When this thing started people were looking to 1981-1982 for the most comparable recession, because that was the sharpest since the Great Depression. And that comparison had unfortunate effects.
For instance, we can deduce from policy that the Obama administration assumed that the crash of 2008 was a comparable event to 1981 and that Obama would be running in 2012 on "Morning in America' just like Reagan in 1984. And Europe thought the same way, but moreso.
But the initial conditions were radically different.

The 1981 recession was induced by Paul Volker to wring inflation out of the economy. Jack the fed funds rate up to 19% until the economy stops and then you have an amazing 19 points of monetary stimulus available to restart it. You can see that the Fed Funds rate was decreased ten points during that recession.
Our recent recession, on the other hand, happened in an already low-inflation environment. The Fed was only able to reduce that rate 4-5 points before hitting zero.

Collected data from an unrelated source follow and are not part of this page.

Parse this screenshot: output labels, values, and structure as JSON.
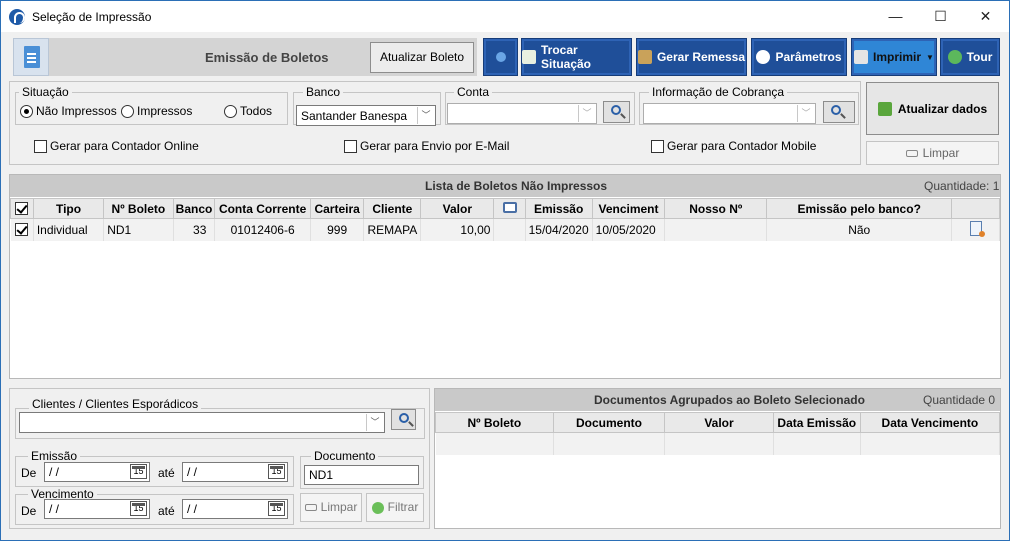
{
  "window": {
    "title": "Seleção de Impressão",
    "min": "—",
    "max": "☐",
    "close": "✕"
  },
  "toolbar": {
    "title": "Emissão de Boletos",
    "atualizar_boleto": "Atualizar Boleto",
    "trocar": "Trocar Situação",
    "remessa": "Gerar Remessa",
    "parametros": "Parâmetros",
    "imprimir": "Imprimir",
    "tour": "Tour"
  },
  "filters": {
    "situacao": {
      "label": "Situação",
      "nao": "Não Impressos",
      "imp": "Impressos",
      "todos": "Todos",
      "selected": "Não Impressos"
    },
    "banco": {
      "label": "Banco",
      "value": "Santander Banespa"
    },
    "conta": {
      "label": "Conta",
      "value": ""
    },
    "info": {
      "label": "Informação de Cobrança",
      "value": ""
    },
    "chk_online": "Gerar para Contador Online",
    "chk_email": "Gerar para Envio por E-Mail",
    "chk_mobile": "Gerar para Contador Mobile",
    "atualizar_dados": "Atualizar dados",
    "limpar": "Limpar"
  },
  "lista": {
    "title": "Lista de Boletos Não Impressos",
    "quantidade": "Quantidade: 1",
    "columns": [
      "Tipo",
      "Nº Boleto",
      "Banco",
      "Conta Corrente",
      "Carteira",
      "Cliente",
      "Valor",
      "Emissão",
      "Venciment",
      "Nosso Nº",
      "Emissão pelo banco?"
    ],
    "rows": [
      {
        "tipo": "Individual",
        "boleto": "ND1",
        "banco": "33",
        "conta": "01012406-6",
        "carteira": "999",
        "cliente": "REMAPA",
        "valor": "10,00",
        "emissao": "15/04/2020",
        "venc": "10/05/2020",
        "nosso": "",
        "emissao_banco": "Não"
      }
    ]
  },
  "bottom": {
    "clientes_label": "Clientes / Clientes Esporádicos",
    "emissao_label": "Emissão",
    "vencimento_label": "Vencimento",
    "de": "De",
    "ate": "até",
    "date_ph": " /  /",
    "documento_label": "Documento",
    "documento_value": "ND1",
    "limpar": "Limpar",
    "filtrar": "Filtrar"
  },
  "docs": {
    "title": "Documentos Agrupados ao Boleto Selecionado",
    "quantidade": "Quantidade 0",
    "columns": [
      "Nº Boleto",
      "Documento",
      "Valor",
      "Data Emissão",
      "Data Vencimento"
    ]
  }
}
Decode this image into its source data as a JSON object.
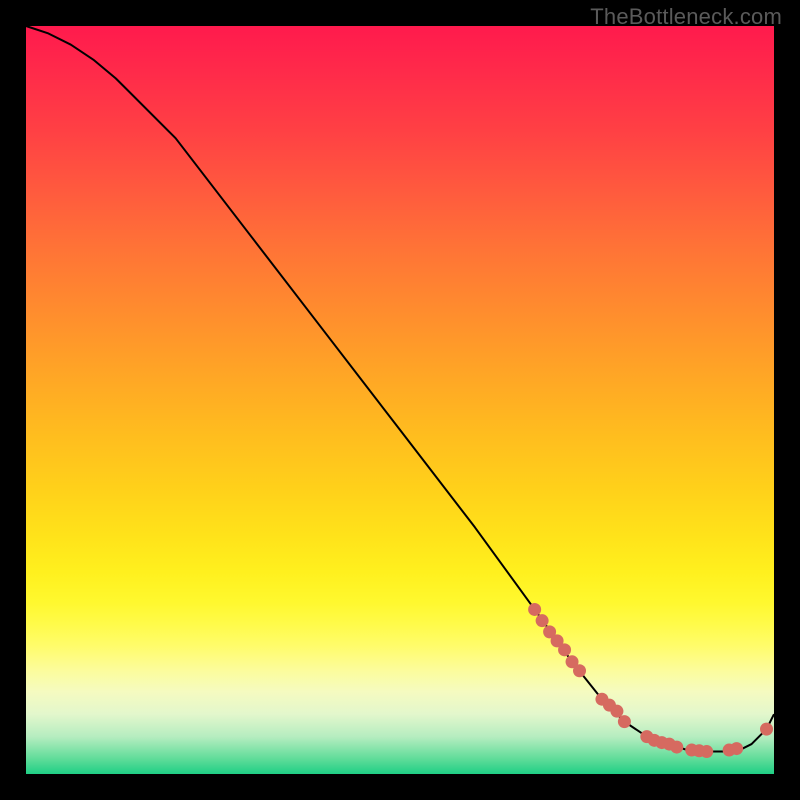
{
  "watermark": "TheBottleneck.com",
  "chart_data": {
    "type": "line",
    "title": "",
    "xlabel": "",
    "ylabel": "",
    "xlim": [
      0,
      100
    ],
    "ylim": [
      0,
      100
    ],
    "background_gradient": {
      "top_color": "#ff1a4d",
      "mid_color": "#ffd11a",
      "bottom_color": "#1fcf85"
    },
    "curve": {
      "x": [
        0,
        3,
        6,
        9,
        12,
        20,
        30,
        40,
        50,
        60,
        68,
        73,
        77,
        80,
        83,
        86,
        89,
        92,
        95,
        97,
        99,
        100
      ],
      "y": [
        100,
        99,
        97.5,
        95.5,
        93,
        85,
        72,
        59,
        46,
        33,
        22,
        15,
        10,
        7,
        5,
        4,
        3,
        3,
        3,
        4,
        6,
        8
      ]
    },
    "markers": {
      "x": [
        68,
        69,
        70,
        71,
        72,
        73,
        74,
        77,
        78,
        79,
        80,
        83,
        84,
        85,
        86,
        87,
        89,
        90,
        91,
        94,
        95,
        99
      ],
      "y": [
        22,
        20.5,
        19,
        17.8,
        16.6,
        15,
        13.8,
        10,
        9.2,
        8.4,
        7.0,
        5.0,
        4.5,
        4.2,
        4.0,
        3.6,
        3.2,
        3.1,
        3.0,
        3.2,
        3.4,
        6.0
      ]
    }
  }
}
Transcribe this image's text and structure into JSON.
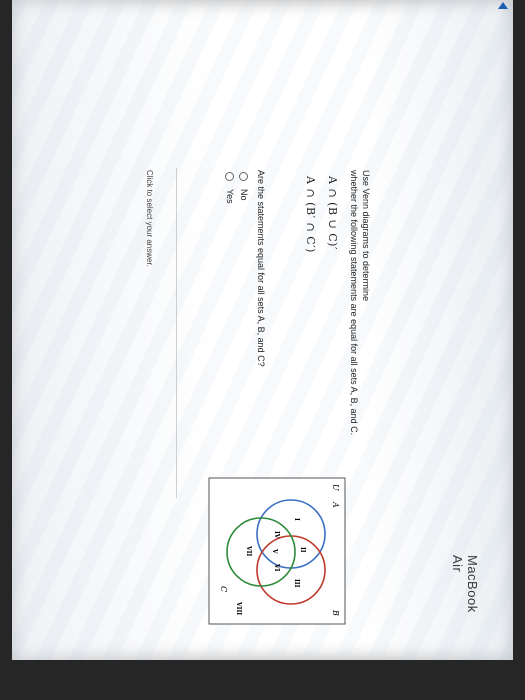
{
  "problem": {
    "instruction_line1": "Use Venn diagrams to determine",
    "instruction_line2": "whether the following statements are equal for all sets A, B, and C.",
    "statement1": "A ∩ (B ∪ C)′",
    "statement2": "A ∩ (B′ ∩ C′)"
  },
  "venn": {
    "universe_label": "U",
    "set_a_label": "A",
    "set_b_label": "B",
    "set_c_label": "C",
    "regions": [
      "I",
      "II",
      "III",
      "IV",
      "V",
      "VI",
      "VII",
      "VIII"
    ],
    "colors": {
      "a": "#3a6fc4",
      "b": "#c0392b",
      "c": "#2e8b3a"
    }
  },
  "question": {
    "text": "Are the statements equal for all sets A, B, and C?",
    "options": [
      "No",
      "Yes"
    ]
  },
  "footer_hint": "Click to select your answer.",
  "device_label": "MacBook Air"
}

The very same initial GDP drop or unemployment increase in those two environments will play out very differently.
The GHW Bush recession that put Clinton in office was created by Iraq invading Kuwait. By the time that shock worked through the system we had already beat Iraq and come back home... and then the recession came. Ironic for Bush.

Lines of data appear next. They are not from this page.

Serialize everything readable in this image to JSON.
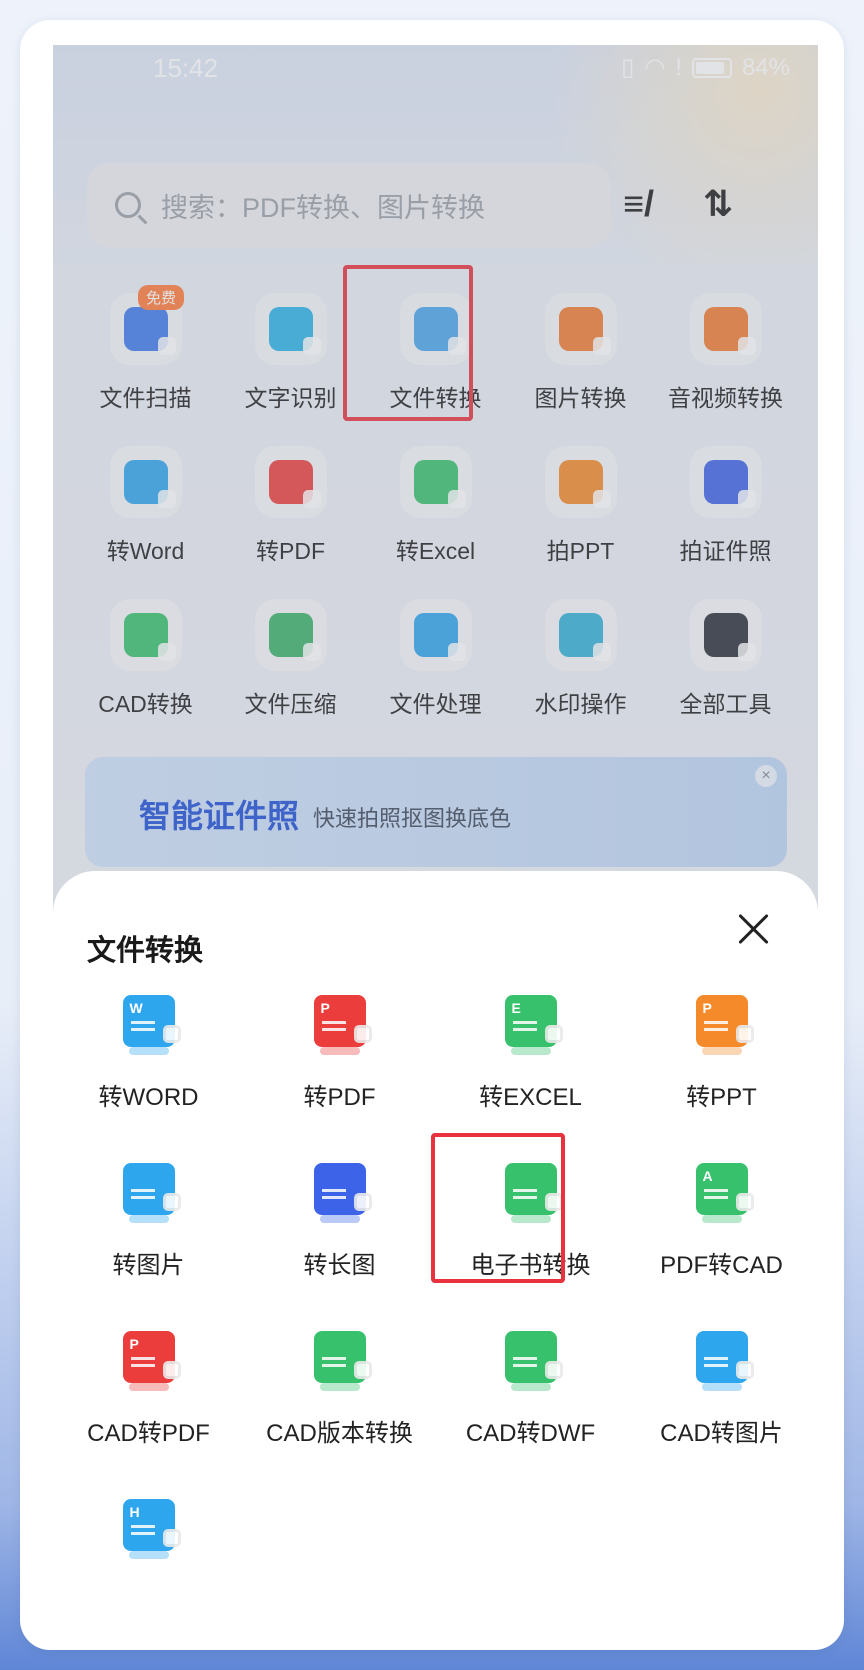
{
  "status_bar": {
    "time": "15:42",
    "battery": "84%"
  },
  "search": {
    "placeholder": "搜索：PDF转换、图片转换"
  },
  "tools": [
    {
      "label": "文件扫描",
      "icon": "scan-icon",
      "color": "#3d7bea"
    },
    {
      "label": "文字识别",
      "icon": "text-recognition-icon",
      "color": "#2bb3e8"
    },
    {
      "label": "文件转换",
      "icon": "file-convert-icon",
      "color": "#4aa5ea"
    },
    {
      "label": "图片转换",
      "icon": "image-convert-icon",
      "color": "#f07a32"
    },
    {
      "label": "音视频转换",
      "icon": "media-convert-icon",
      "color": "#f07a32"
    },
    {
      "label": "转Word",
      "icon": "word-icon",
      "color": "#2ea6ee"
    },
    {
      "label": "转PDF",
      "icon": "pdf-icon",
      "color": "#ec3d3d"
    },
    {
      "label": "转Excel",
      "icon": "excel-icon",
      "color": "#37c16c"
    },
    {
      "label": "拍PPT",
      "icon": "ppt-icon",
      "color": "#f48a2a"
    },
    {
      "label": "拍证件照",
      "icon": "id-photo-icon",
      "color": "#3d63e8"
    },
    {
      "label": "CAD转换",
      "icon": "cad-icon",
      "color": "#37c16c"
    },
    {
      "label": "文件压缩",
      "icon": "compress-icon",
      "color": "#3bb26a"
    },
    {
      "label": "文件处理",
      "icon": "file-process-icon",
      "color": "#2ea6ee"
    },
    {
      "label": "水印操作",
      "icon": "watermark-icon",
      "color": "#31b0d6"
    },
    {
      "label": "全部工具",
      "icon": "all-tools-icon",
      "color": "#2a2f3a"
    }
  ],
  "free_badge": "免费",
  "banner": {
    "title": "智能证件照",
    "subtitle": "快速拍照抠图换底色"
  },
  "sheet": {
    "title": "文件转换",
    "items": [
      {
        "label": "转WORD",
        "glyph": "W",
        "color": "#2ea6ee"
      },
      {
        "label": "转PDF",
        "glyph": "P",
        "color": "#ec3d3d"
      },
      {
        "label": "转EXCEL",
        "glyph": "E",
        "color": "#37c16c"
      },
      {
        "label": "转PPT",
        "glyph": "P",
        "color": "#f48a2a"
      },
      {
        "label": "转图片",
        "glyph": "",
        "color": "#2ea6ee"
      },
      {
        "label": "转长图",
        "glyph": "",
        "color": "#3d63e8"
      },
      {
        "label": "电子书转换",
        "glyph": "",
        "color": "#37c16c"
      },
      {
        "label": "PDF转CAD",
        "glyph": "A",
        "color": "#37c16c"
      },
      {
        "label": "CAD转PDF",
        "glyph": "P",
        "color": "#ec3d3d"
      },
      {
        "label": "CAD版本转换",
        "glyph": "",
        "color": "#37c16c"
      },
      {
        "label": "CAD转DWF",
        "glyph": "",
        "color": "#37c16c"
      },
      {
        "label": "CAD转图片",
        "glyph": "",
        "color": "#2ea6ee"
      },
      {
        "label": "",
        "glyph": "H",
        "color": "#2ea6ee"
      }
    ]
  }
}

That was the product of uncertainty and a commodity shock in oil. The 1981 recession was a product of monetary policy. The Great Depression was the product of a bubble collapse. (The stock market, in 1929). With different origins we shouldn't expect similar results. Bubble collapses tend to take down whole economies.
For some reason, bubble collapses are harder on employment. The market crash of '29 lead to a decade of low employment. The burst of the internet bubble led to Bush's jobless presidency. (Despite incredible levels of fiscal stimulus) And the collapse of the housing market lead to our current job-weak world, without ever recovering from the internet bubble in between.

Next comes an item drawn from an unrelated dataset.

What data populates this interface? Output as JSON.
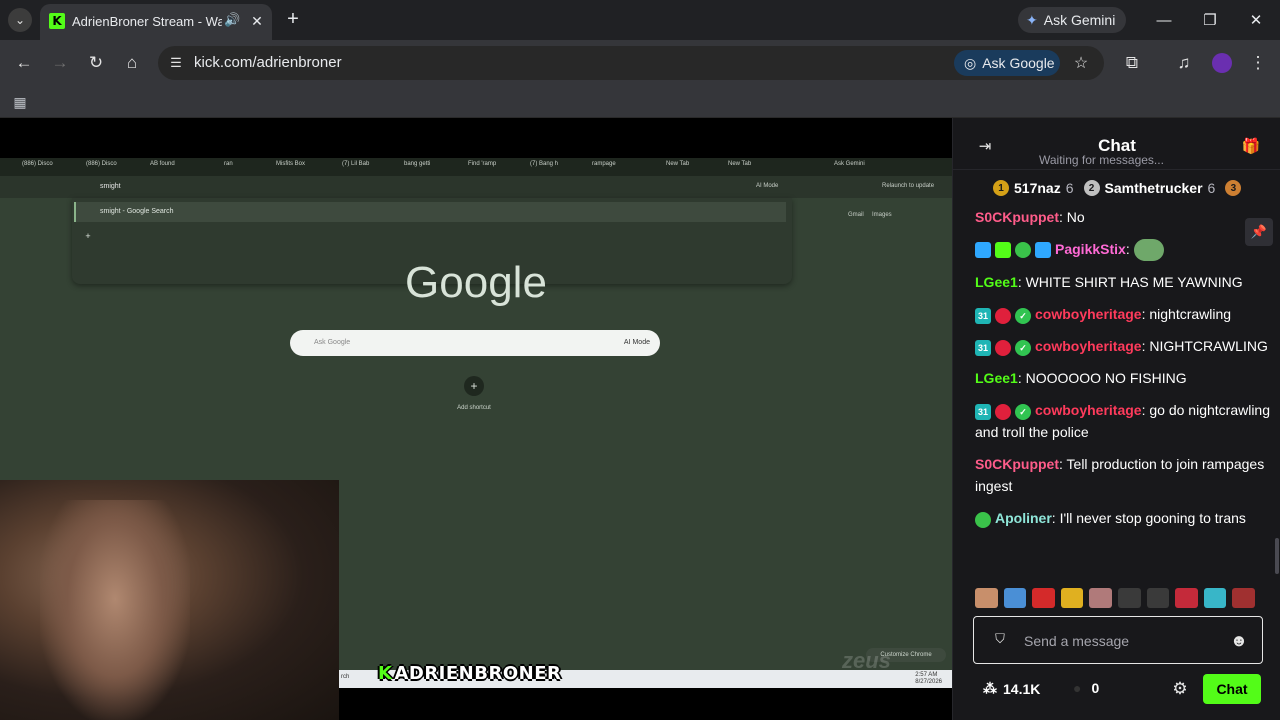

I would say a depression is the condition you can get from a type of big recession that is not self-repairing (unlike a business inventory cycle or monetary policy or temporary commodity shock recession) and that simple GDP will not identify the difference.
Depressions feature basic psychological changes in the economy. People do not assume a recovery and that becomes a partially self-fulfilling prophecy. In a usual recession half the players are positioning themselves to profit on the recovery. But sometimes the players go hide in a cave.
And I suspect that bubble collapses have a uniquely negative effect on that psychology. Things that were the pillar of the economy a year ago are now trash. We lose trust in the economy itself.
The Japanese lost decade began with a dual collapse of the stock market and housing market.
Are depressions always products of bubble collapse? I don't know, but if so that would be a useful part of a definition.